500 patients were approached to participate and 421 met the inclusion criteria. The mean age of presenters was 37.6 years (SD of 24.6) with 48.2% (95%CI 44-53%) being male and 23% (95%CI 19-27%) employed. Of those who indicated they had a general practitioner (GP), 23% (95%CI 21-30%) had contacted their GP prior to presentation to MMH ED, with 73% (n=73) advised to attend ED. Of the 73 patients told by their GP to attend ED, 30 (41.1%; 95%CI 31-53%) were admitted, with two patients being transferred to another district health board (DHB), and the remainder discharged home. Thirty-two percent of the self-presenting patients came to ED because they felt sick enough to require emergency care. Comparison of the data for the two time periods indicated only one significant difference: 14% of patients presented to ED in the morning because their GP was closed, whereas 28.7% of those who presented after hours did so for this reason.
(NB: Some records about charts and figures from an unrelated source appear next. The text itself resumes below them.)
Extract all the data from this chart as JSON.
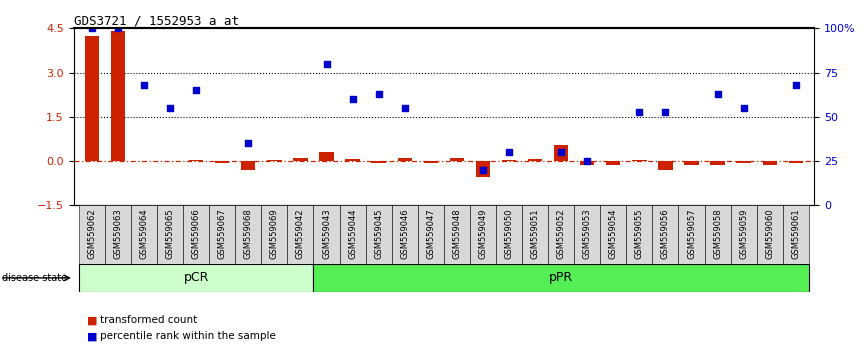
{
  "title": "GDS3721 / 1552953_a_at",
  "samples": [
    "GSM559062",
    "GSM559063",
    "GSM559064",
    "GSM559065",
    "GSM559066",
    "GSM559067",
    "GSM559068",
    "GSM559069",
    "GSM559042",
    "GSM559043",
    "GSM559044",
    "GSM559045",
    "GSM559046",
    "GSM559047",
    "GSM559048",
    "GSM559049",
    "GSM559050",
    "GSM559051",
    "GSM559052",
    "GSM559053",
    "GSM559054",
    "GSM559055",
    "GSM559056",
    "GSM559057",
    "GSM559058",
    "GSM559059",
    "GSM559060",
    "GSM559061"
  ],
  "transformed_count": [
    4.25,
    4.4,
    0.0,
    0.0,
    0.05,
    -0.05,
    -0.3,
    0.05,
    0.12,
    0.3,
    0.08,
    -0.08,
    0.1,
    -0.05,
    0.12,
    -0.55,
    0.05,
    0.08,
    0.55,
    -0.15,
    -0.15,
    0.05,
    -0.3,
    -0.15,
    -0.15,
    -0.05,
    -0.12,
    -0.08
  ],
  "percentile_rank": [
    100,
    100,
    68,
    55,
    65,
    null,
    35,
    null,
    null,
    80,
    60,
    63,
    55,
    null,
    null,
    20,
    30,
    null,
    30,
    25,
    null,
    53,
    53,
    null,
    63,
    55,
    null,
    68
  ],
  "pcr_count": 9,
  "ppr_count": 19,
  "ylim_left": [
    -1.5,
    4.5
  ],
  "ylim_right": [
    0,
    100
  ],
  "yticks_left": [
    -1.5,
    0,
    1.5,
    3.0,
    4.5
  ],
  "yticks_right": [
    0,
    25,
    50,
    75,
    100
  ],
  "hlines": [
    1.5,
    3.0
  ],
  "bar_color": "#cc2200",
  "scatter_color": "#0000cc",
  "pcr_facecolor": "#ccffcc",
  "ppr_facecolor": "#55ee55",
  "tick_label_color_left": "#cc2200",
  "tick_label_color_right": "#0000cc",
  "background_color": "#ffffff",
  "disease_state_label": "disease state",
  "pcr_label": "pCR",
  "ppr_label": "pPR",
  "legend_labels": [
    "transformed count",
    "percentile rank within the sample"
  ]
}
Almost 25% of self-presenting patients had contacted their GP or a health professional prior to their ED presentation and were advised to attend ED. The most common reason for patients to self-present at MMH ED is the belief that a hospital emergency department is the appropriate service to treat acute sickness. Neither cost nor knowledge of the Shorter Stays in Emergency Departments Health Target featured as a reason for attendance.
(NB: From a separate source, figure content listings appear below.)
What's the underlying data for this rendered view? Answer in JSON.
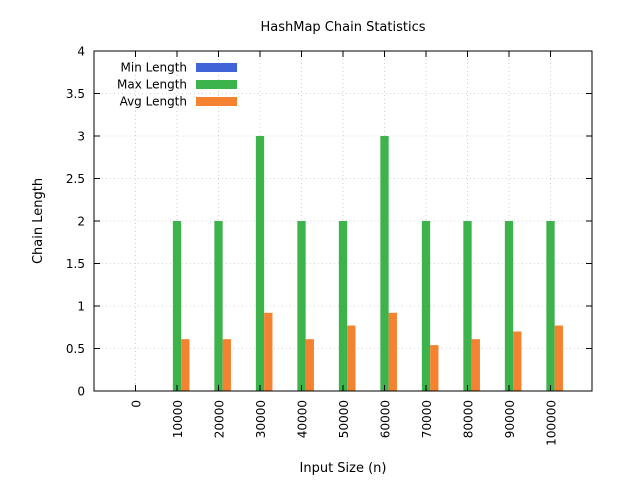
{
  "chart_data": {
    "type": "bar",
    "title": "HashMap Chain Statistics",
    "xlabel": "Input Size (n)",
    "ylabel": "Chain Length",
    "ylim": [
      0,
      4
    ],
    "yticks": [
      "0",
      "0.5",
      "1",
      "1.5",
      "2",
      "2.5",
      "3",
      "3.5",
      "4"
    ],
    "grid": true,
    "legend_position": "top-left",
    "categories": [
      "0",
      "10000",
      "20000",
      "30000",
      "40000",
      "50000",
      "60000",
      "70000",
      "80000",
      "90000",
      "100000"
    ],
    "series": [
      {
        "name": "Min Length",
        "color": "#4063d8",
        "values": [
          0,
          0,
          0,
          0,
          0,
          0,
          0,
          0,
          0,
          0,
          0
        ]
      },
      {
        "name": "Max Length",
        "color": "#3cb44b",
        "values": [
          0,
          2,
          2,
          3,
          2,
          2,
          3,
          2,
          2,
          2,
          2
        ]
      },
      {
        "name": "Avg Length",
        "color": "#f58231",
        "values": [
          0,
          0.61,
          0.61,
          0.92,
          0.61,
          0.77,
          0.92,
          0.54,
          0.61,
          0.7,
          0.77
        ]
      }
    ]
  }
}
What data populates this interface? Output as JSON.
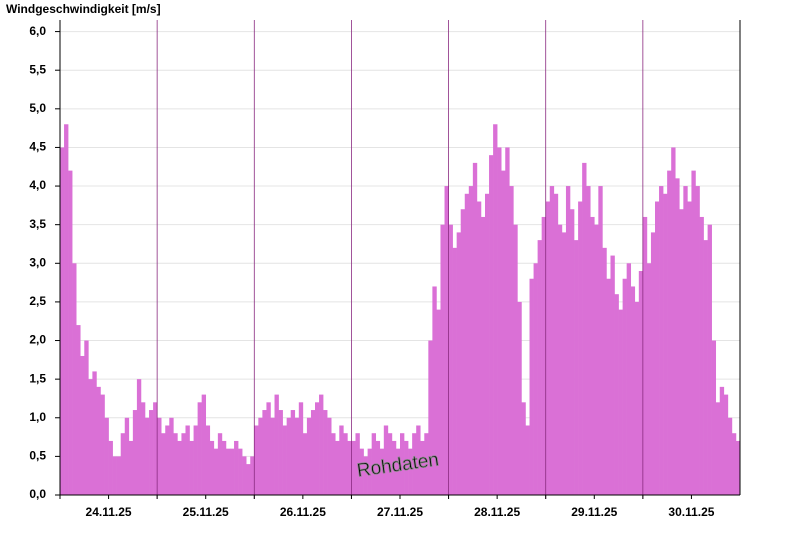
{
  "chart_data": {
    "type": "bar",
    "title": "Windgeschwindigkeit [m/s]",
    "annotation": "Rohdaten",
    "color": "#da70d6",
    "grid": true,
    "ylim": [
      0,
      6.15
    ],
    "yticks": [
      {
        "value": 0,
        "label": "0,0"
      },
      {
        "value": 0.5,
        "label": "0,5"
      },
      {
        "value": 1,
        "label": "1,0"
      },
      {
        "value": 1.5,
        "label": "1,5"
      },
      {
        "value": 2,
        "label": "2,0"
      },
      {
        "value": 2.5,
        "label": "2,5"
      },
      {
        "value": 3,
        "label": "3,0"
      },
      {
        "value": 3.5,
        "label": "3,5"
      },
      {
        "value": 4,
        "label": "4,0"
      },
      {
        "value": 4.5,
        "label": "4,5"
      },
      {
        "value": 5,
        "label": "5,0"
      },
      {
        "value": 5.5,
        "label": "5,5"
      },
      {
        "value": 6,
        "label": "6,0"
      }
    ],
    "categories": [
      null,
      null,
      null,
      null,
      null,
      null,
      null,
      null,
      null,
      null,
      null,
      null,
      "24.11.25",
      null,
      null,
      null,
      null,
      null,
      null,
      null,
      null,
      null,
      null,
      null,
      null,
      null,
      null,
      null,
      null,
      null,
      null,
      null,
      null,
      null,
      null,
      null,
      "25.11.25",
      null,
      null,
      null,
      null,
      null,
      null,
      null,
      null,
      null,
      null,
      null,
      null,
      null,
      null,
      null,
      null,
      null,
      null,
      null,
      null,
      null,
      null,
      null,
      "26.11.25",
      null,
      null,
      null,
      null,
      null,
      null,
      null,
      null,
      null,
      null,
      null,
      null,
      null,
      null,
      null,
      null,
      null,
      null,
      null,
      null,
      null,
      null,
      null,
      "27.11.25",
      null,
      null,
      null,
      null,
      null,
      null,
      null,
      null,
      null,
      null,
      null,
      null,
      null,
      null,
      null,
      null,
      null,
      null,
      null,
      null,
      null,
      null,
      null,
      "28.11.25",
      null,
      null,
      null,
      null,
      null,
      null,
      null,
      null,
      null,
      null,
      null,
      null,
      null,
      null,
      null,
      null,
      null,
      null,
      null,
      null,
      null,
      null,
      null,
      "29.11.25",
      null,
      null,
      null,
      null,
      null,
      null,
      null,
      null,
      null,
      null,
      null,
      null,
      null,
      null,
      null,
      null,
      null,
      null,
      null,
      null,
      null,
      null,
      null,
      "30.11.25",
      null,
      null,
      null,
      null,
      null,
      null,
      null,
      null,
      null,
      null,
      null
    ],
    "values": [
      4.5,
      4.8,
      4.2,
      3.0,
      2.2,
      1.8,
      2.0,
      1.5,
      1.6,
      1.4,
      1.3,
      1.0,
      0.7,
      0.5,
      0.5,
      0.8,
      1.0,
      0.7,
      1.1,
      1.5,
      1.2,
      1.0,
      1.1,
      1.2,
      1.0,
      0.8,
      0.9,
      1.0,
      0.8,
      0.7,
      0.8,
      0.9,
      0.7,
      0.9,
      1.2,
      1.3,
      0.9,
      0.7,
      0.6,
      0.8,
      0.7,
      0.6,
      0.6,
      0.7,
      0.6,
      0.5,
      0.4,
      0.5,
      0.9,
      1.0,
      1.1,
      1.2,
      1.0,
      1.3,
      1.1,
      0.9,
      1.0,
      1.1,
      1.0,
      1.2,
      0.8,
      1.0,
      1.1,
      1.2,
      1.3,
      1.1,
      1.0,
      0.8,
      0.7,
      0.9,
      0.8,
      0.7,
      0.7,
      0.8,
      0.6,
      0.5,
      0.6,
      0.8,
      0.7,
      0.6,
      0.9,
      0.8,
      0.7,
      0.6,
      0.8,
      0.7,
      0.6,
      0.8,
      0.9,
      0.7,
      0.8,
      2.0,
      2.7,
      2.4,
      3.5,
      4.0,
      3.5,
      3.2,
      3.4,
      3.7,
      3.9,
      4.0,
      4.3,
      3.8,
      3.6,
      3.9,
      4.4,
      4.8,
      4.5,
      4.2,
      4.5,
      4.0,
      3.5,
      2.5,
      1.2,
      0.9,
      2.8,
      3.0,
      3.3,
      3.6,
      3.8,
      4.0,
      3.9,
      3.5,
      3.4,
      4.0,
      3.7,
      3.3,
      3.8,
      4.3,
      4.0,
      3.6,
      3.5,
      4.0,
      3.2,
      2.8,
      3.1,
      2.6,
      2.4,
      2.8,
      3.0,
      2.7,
      2.5,
      2.9,
      3.6,
      3.0,
      3.4,
      3.8,
      4.0,
      3.9,
      4.2,
      4.5,
      4.1,
      3.7,
      4.0,
      3.8,
      4.2,
      4.0,
      3.6,
      3.3,
      3.5,
      2.0,
      1.2,
      1.4,
      1.3,
      1.0,
      0.8,
      0.7
    ]
  }
}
为确定自行前往新西兰Middlemore医院急诊科(MMH ED)的急性病患者(澳大利亚分诊量表3 - 5级)的就诊驱动因素,我们试图建立自行就诊患者样本的人口统计学特征,并探究他们前往急诊科而非初级保健中心就诊的原因。
对2011年4月14日至2011年4月21日期间自行前往MMH ED且分诊级别为澳大利亚分诊量表3 - 5级(ATS 3 - 5)的患者进行了一项前瞻性观察研究。我们研究了两个时间段,即09:00 - 12:00和18:00 - 22:00,以比较在初级保健服务开放时间和关闭时间前往MMH ED就诊的驱动因素。使用结构化问卷收集人口统计学数据和结果。将2011年MMH自行就诊的累计人口统计学数据与研究数据进行比较。
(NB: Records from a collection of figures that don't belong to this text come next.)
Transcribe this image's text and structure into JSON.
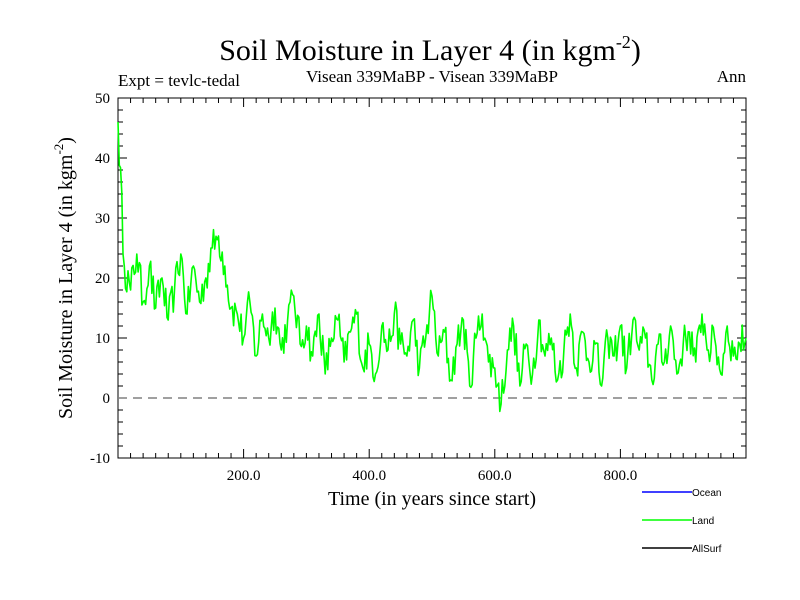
{
  "chart_data": {
    "type": "line",
    "title_main": "Soil Moisture in Layer 4 (in kgm",
    "title_sup": "-2",
    "title_close": ")",
    "subtitle_left": "Expt = tevlc-tedal",
    "subtitle_center": "Visean 339MaBP - Visean 339MaBP",
    "subtitle_right": "Ann",
    "xlabel": "Time (in years since start)",
    "ylabel_main": "Soil Moisture in Layer 4 (in kgm",
    "ylabel_sup": "-2",
    "ylabel_close": ")",
    "xlim": [
      0,
      1000
    ],
    "ylim": [
      -10,
      50
    ],
    "x_ticks": [
      200,
      400,
      600,
      800
    ],
    "x_tick_labels": [
      "200.0",
      "400.0",
      "600.0",
      "800.0"
    ],
    "y_ticks": [
      -10,
      0,
      10,
      20,
      30,
      40,
      50
    ],
    "y_tick_labels": [
      "-10",
      "0",
      "10",
      "20",
      "30",
      "40",
      "50"
    ],
    "reference_line": 0,
    "legend": [
      {
        "name": "Ocean",
        "color": "#0000ff"
      },
      {
        "name": "Land",
        "color": "#00ff00"
      },
      {
        "name": "AllSurf",
        "color": "#000000"
      }
    ],
    "series": [
      {
        "name": "Land",
        "color": "#00ff00",
        "x": [
          0,
          10,
          20,
          30,
          40,
          50,
          60,
          70,
          80,
          90,
          100,
          110,
          120,
          130,
          140,
          150,
          160,
          170,
          180,
          190,
          200,
          210,
          220,
          230,
          240,
          250,
          260,
          270,
          280,
          290,
          300,
          310,
          320,
          330,
          340,
          350,
          360,
          370,
          380,
          390,
          400,
          410,
          420,
          430,
          440,
          450,
          460,
          470,
          480,
          490,
          500,
          510,
          520,
          530,
          540,
          550,
          560,
          570,
          580,
          590,
          600,
          610,
          620,
          630,
          640,
          650,
          660,
          670,
          680,
          690,
          700,
          710,
          720,
          730,
          740,
          750,
          760,
          770,
          780,
          790,
          800,
          810,
          820,
          830,
          840,
          850,
          860,
          870,
          880,
          890,
          900,
          910,
          920,
          930,
          940,
          950,
          960,
          970,
          980,
          990,
          1000
        ],
        "values": [
          46,
          22,
          18,
          24,
          16,
          22,
          15,
          20,
          13,
          18,
          24,
          14,
          22,
          16,
          20,
          25,
          27,
          22,
          15,
          14,
          10,
          16,
          7,
          14,
          10,
          15,
          8,
          13,
          17,
          9,
          12,
          7,
          14,
          4,
          10,
          13,
          6,
          11,
          14,
          5,
          9,
          4,
          12,
          8,
          14,
          9,
          7,
          13,
          5,
          10,
          17,
          7,
          11,
          3,
          9,
          13,
          2,
          10,
          14,
          6,
          5,
          -1,
          8,
          12,
          2,
          9,
          4,
          13,
          7,
          10,
          3,
          8,
          14,
          5,
          11,
          6,
          9,
          2,
          10,
          7,
          12,
          5,
          13,
          8,
          10,
          3,
          9,
          6,
          12,
          4,
          9,
          11,
          6,
          14,
          8,
          10,
          4,
          12,
          7,
          9,
          10
        ]
      }
    ]
  }
}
邀请了500名患者参与,421名符合纳入标准。就诊患者的平均年龄为37.6岁(标准差为24.6),男性占48.2%(95%置信区间44 - 53%),就业者占23%(95%置信区间19 - 27%)。在表示有全科医生(GP)的患者中,23%(95%置信区间21 - 30%)在前往MMH ED就诊前联系过他们的GP,其中73%(n = 73)被建议前往急诊科就诊。在这73名被GP告知前往急诊科就诊的患者中,30名(41.1%;95%置信区间31 - 53%)被收治,两名患者被转至另一个地区卫生委员会(DHB),其余患者出院回家。32%的自行就诊患者前往急诊科是因为他们觉得病情严重到需要紧急护理。两个时间段数据的比较仅显示出一个显著差异:14%的患者上午前往急诊科是因为他们的GP下班了,而在下班后前往就诊的患者中,28.7%是出于这个原因。
近25%的自行就诊患者在前往急诊科就诊前联系过他们的GP或其他医疗专业人员,并被建议前往急诊科就诊。患者自行前往MMH ED最常见的原因是认为医院急诊科是治疗急性疾病的合适科室。费用和对急诊科缩短住院时间健康目标的了解都不是就诊的原因。